L’obiezione principale riguarda una clausola del Regolamento interno di AGCOM, che comportava la classificazione della richiesta come “troppo ampia”, in quanto avrebbe comportato un sovraccarico nel buon andamento dell’amministrazione.

Tale obiezione è stata decisamente smentita dal TAR: i dati richiesti, infatti, erano né più né meno quelli che AGCOM riceve direttamente dal suo fornitore, la società Geca.

L’articolo 5 bis, inoltre, non contempla il caso di diniego da parte dell’ente circa la quantità di dati richiesti, bensì è necessario per evitare pregiudizi concreti alla tutela di interessi pubblici (sicurezza pubblica e ordine pubblico, sicurezza anazionale, la difesa …) e privati (protezione dati personali, libertà e segretezza della corrispondenza…). Quindi, quanto stabilito dal Regolamento interno di AGCOM sarebbe illegittimo. Non rientra tra i casi di diniego, inoltre, il mero interesse egoistico: ai sensi dell’art. 5, comma 3, l’esercizio del diritto di accesso civico generalizzato non ha alcuna limitazione rispetto alla legittimazione soggettiva del richiedente. L’istanza di acceso civico non richiede motivazione.

Nel caso in esame, occorre quindi sottolineare che “…non ricorre il caso in cui l’accesso civico generalizzato può essere negato in quanto intralcia l’azione amministrativa dell’ente ostensore, come può accadere nei casi di richieste massive e se questo diritto è adoperato in modo distorto; qui può essere, invece, facilmente instaurato il c.d. dialogo collaborativo col richiedente, in quanto l’Agcom non dovrà assumersi altro onere che fornire al ricorrente, entro giorni sessanta dalla comunicazione della presente sentenza, il database ad essa consegnato dalla società Geca.”

 

Cosa possiamo imparare da questa vicenda?

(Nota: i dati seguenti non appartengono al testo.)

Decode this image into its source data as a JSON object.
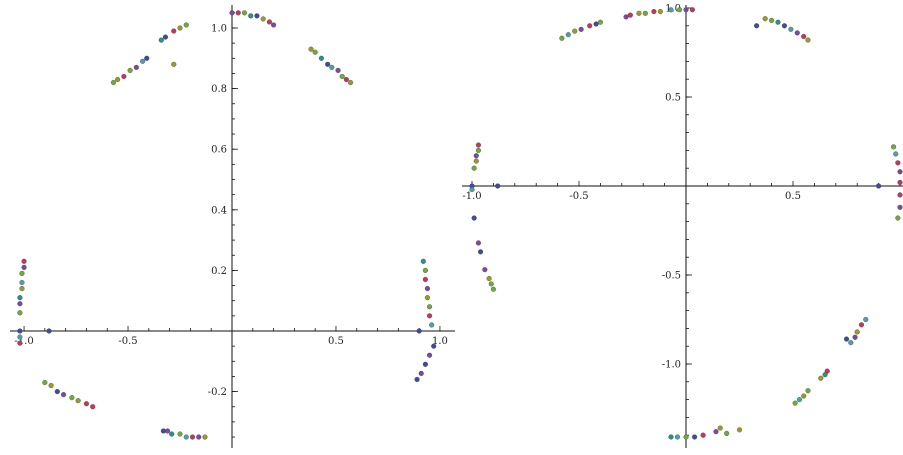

Anzitutto, siamo in presenza di un tipico caso di malfunzionamento dell’ente pubblico, che ha negato la richiesta di accesso generalizzato anche in assenza di motivazioni previste per legge. Naturalmente non tutti hanno la testardaggine, la convinzione o ancora i mezzi per andare fino al TAR a presentare ricorso, e ciò rappresenta in modo plastico la fragilità dello strumento del FOIA, nonché dell’assenza di accountability in alcuni decisori pubblici.